The stipulation in regard to the boiler makers and helpers is, upon its face, of more doubtful meaning and is not altogether clarified by the oral testimony. Naquin, as we have seen, testifies that:

“It was understood that we [they] were to do this work [referring apparently to all the work charged for on the account] and that we [they] were to furnish what material would be needed to do this work, and also the men to do the work that was necessary to be done at the refinery.”

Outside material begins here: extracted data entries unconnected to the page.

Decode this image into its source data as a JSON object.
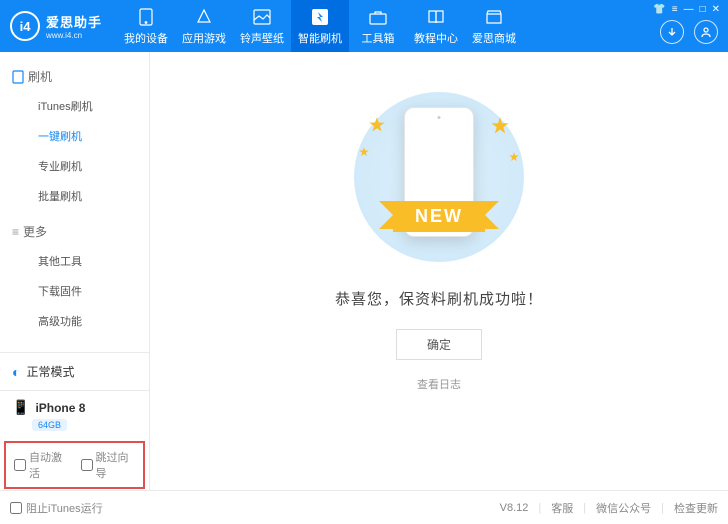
{
  "header": {
    "brand": "爱思助手",
    "url": "www.i4.cn",
    "nav": [
      {
        "label": "我的设备"
      },
      {
        "label": "应用游戏"
      },
      {
        "label": "铃声壁纸"
      },
      {
        "label": "智能刷机"
      },
      {
        "label": "工具箱"
      },
      {
        "label": "教程中心"
      },
      {
        "label": "爱思商城"
      }
    ]
  },
  "sidebar": {
    "group1": {
      "title": "刷机",
      "items": [
        "iTunes刷机",
        "一键刷机",
        "专业刷机",
        "批量刷机"
      ]
    },
    "group2": {
      "title": "更多",
      "items": [
        "其他工具",
        "下载固件",
        "高级功能"
      ]
    },
    "status": "正常模式",
    "device": {
      "name": "iPhone 8",
      "storage": "64GB"
    },
    "checks": {
      "auto_activate": "自动激活",
      "skip_guide": "跳过向导"
    }
  },
  "main": {
    "ribbon": "NEW",
    "message": "恭喜您，保资料刷机成功啦！",
    "confirm": "确定",
    "view_log": "查看日志"
  },
  "footer": {
    "block_itunes": "阻止iTunes运行",
    "version": "V8.12",
    "support": "客服",
    "wechat": "微信公众号",
    "update": "检查更新"
  }
}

There was, however, no agreement as to what work was or would be necessary at the refinery; in fact, it was not then known, and could not be known until after the arrival, from Poydras plantation, of the outfit upon which the work was to be done, and even then, in the nature of things, it was to be largely within the discretion of Knoll. Moreover, Knoll, though admitting that putting the “hoods” and “umbrellas” on the smokestacks was a necessary part of the construction of the “refinery,” testifies that at the time that Naquin’s men left the place, prior to November 9th, he did not know whom he would employ to put them on. Nevertheless, as he does not deny the statement of Naquin that there was a verbal agreement, contemporaneous with the writ*705ten agreement fixing the price of labor, to the effect that such work in intervener’s line as might be required to put the refinery in order would be given to him, as that work was given to him, and as the stipulation fixing the price of labor would have been meaningless if it had not been sq intended, we are of opinion that the written and verbal agreements are to be taken together, as part of one contract, the amount involved in which was ascertainable, as to the smokestacks (as we have stated), by multiplying the number of pounds of iron furnished by the agreed price per pound, and for the rest by multiplying the number of days’ labor furnished by the agreed price per day. And, knowing as they did, that, upon the basis agreed on, the price of the smokestacks alone, exclusive of the cost of setting them up and of making and fitting on the hoods and umbrellas, would far exceed $500, the parties also knew that the amount thus contracted for would be increased by the price of the other work contemplated by the contract in proportion to the days’ labor required at the agreed price per day. Whether, then, the contract be regarded as part written and part verbal, or wholly verbal, as intervener contends, the Civil Code expresses itself very clearly upon the subject of any privilege that might be claimed ■thereunder as follows, to wit:

“Art. 2775. No agreement or undertaking for work exceeding $500, which has not been reduced to writing, and registered with the recorder of mortgages, shall enjoy the privilege above granted.”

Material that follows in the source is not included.